Saturday, November 15, 2008

China's Golden Opportunity

China is looking to buy some gold:

Beijing is considering changing its asset allocations during the financial tsunami in order to build up gold reserves "in a big way," the source said.

China's fears about the long-term viability of parking most of its reserves in US government bonds were triggered by Treasury Secretary Henry Paulson's US$700 billion (HK$5.46 trillion) bailout plan, which may make the US budget deficit balloon to well over US$1 trillion this fiscal year.

China's desire to reduce its exposure to U.S. Treasuries, combined with its recently announced fiscal stimulus plan, spell trouble for Uncle Sam's plan to fund the TARP with new debt. Who will buy that debt if China doesn't belly up to the bar? Not me, unless they pay a whopping yield (15% or more).

Unfortunately, the deflation-fixated Anglo-West continues to misread the global impact of conditions in China:

After a recent visit to China, Nobuyuki Saji, chief economist and equity strategist for Japanese investment bank Mitsubishi UFJ Securities, issued a report warning that China could be on the verge of pushing the world into a deflationary spiral. The problem? Swelling industrial overcapacity, which threatens to undermine prices both for China's exported goods and its imports of raw materials.

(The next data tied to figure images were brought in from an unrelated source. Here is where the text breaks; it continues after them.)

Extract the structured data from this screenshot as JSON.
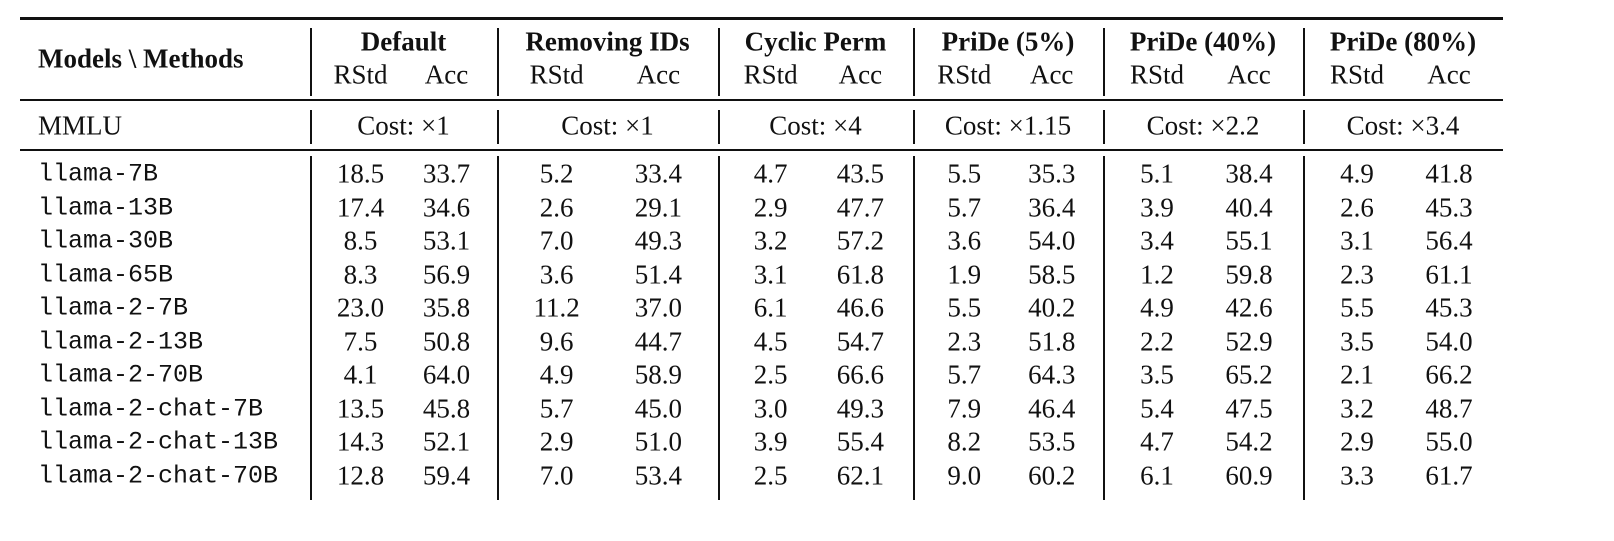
{
  "table": {
    "header": {
      "corner": "Models \\ Methods",
      "groups": [
        {
          "name": "Default",
          "sub": [
            "RStd",
            "Acc"
          ]
        },
        {
          "name": "Removing IDs",
          "sub": [
            "RStd",
            "Acc"
          ]
        },
        {
          "name": "Cyclic Perm",
          "sub": [
            "RStd",
            "Acc"
          ]
        },
        {
          "name": "PriDe (5%)",
          "sub": [
            "RStd",
            "Acc"
          ]
        },
        {
          "name": "PriDe (40%)",
          "sub": [
            "RStd",
            "Acc"
          ]
        },
        {
          "name": "PriDe (80%)",
          "sub": [
            "RStd",
            "Acc"
          ]
        }
      ]
    },
    "cost_row": {
      "label": "MMLU",
      "costs": [
        "Cost: ×1",
        "Cost: ×1",
        "Cost: ×4",
        "Cost: ×1.15",
        "Cost: ×2.2",
        "Cost: ×3.4"
      ]
    },
    "rows": [
      {
        "model": "llama-7B",
        "values": [
          "18.5",
          "33.7",
          "5.2",
          "33.4",
          "4.7",
          "43.5",
          "5.5",
          "35.3",
          "5.1",
          "38.4",
          "4.9",
          "41.8"
        ]
      },
      {
        "model": "llama-13B",
        "values": [
          "17.4",
          "34.6",
          "2.6",
          "29.1",
          "2.9",
          "47.7",
          "5.7",
          "36.4",
          "3.9",
          "40.4",
          "2.6",
          "45.3"
        ]
      },
      {
        "model": "llama-30B",
        "values": [
          "8.5",
          "53.1",
          "7.0",
          "49.3",
          "3.2",
          "57.2",
          "3.6",
          "54.0",
          "3.4",
          "55.1",
          "3.1",
          "56.4"
        ]
      },
      {
        "model": "llama-65B",
        "values": [
          "8.3",
          "56.9",
          "3.6",
          "51.4",
          "3.1",
          "61.8",
          "1.9",
          "58.5",
          "1.2",
          "59.8",
          "2.3",
          "61.1"
        ]
      },
      {
        "model": "llama-2-7B",
        "values": [
          "23.0",
          "35.8",
          "11.2",
          "37.0",
          "6.1",
          "46.6",
          "5.5",
          "40.2",
          "4.9",
          "42.6",
          "5.5",
          "45.3"
        ]
      },
      {
        "model": "llama-2-13B",
        "values": [
          "7.5",
          "50.8",
          "9.6",
          "44.7",
          "4.5",
          "54.7",
          "2.3",
          "51.8",
          "2.2",
          "52.9",
          "3.5",
          "54.0"
        ]
      },
      {
        "model": "llama-2-70B",
        "values": [
          "4.1",
          "64.0",
          "4.9",
          "58.9",
          "2.5",
          "66.6",
          "5.7",
          "64.3",
          "3.5",
          "65.2",
          "2.1",
          "66.2"
        ]
      },
      {
        "model": "llama-2-chat-7B",
        "values": [
          "13.5",
          "45.8",
          "5.7",
          "45.0",
          "3.0",
          "49.3",
          "7.9",
          "46.4",
          "5.4",
          "47.5",
          "3.2",
          "48.7"
        ]
      },
      {
        "model": "llama-2-chat-13B",
        "values": [
          "14.3",
          "52.1",
          "2.9",
          "51.0",
          "3.9",
          "55.4",
          "8.2",
          "53.5",
          "4.7",
          "54.2",
          "2.9",
          "55.0"
        ]
      },
      {
        "model": "llama-2-chat-70B",
        "values": [
          "12.8",
          "59.4",
          "7.0",
          "53.4",
          "2.5",
          "62.1",
          "9.0",
          "60.2",
          "6.1",
          "60.9",
          "3.3",
          "61.7"
        ]
      }
    ]
  }
}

Industrial overcapacity is IMHO more of a problem for the West, where labor unions and their political retainers fight tooth and nail for bailouts to stave off retooling. China's political system suffers from no such obstacle. China's fiscal stimulus will, at a minimum, flood consumers' pockets with money in the short term and provide price support for retail goods. Deflation in China is now a much less likely outcome.

Nota bene: Anthony J. Alfidi is long FXI (with covered calls), IAU, and GDX at the time this commentary was published.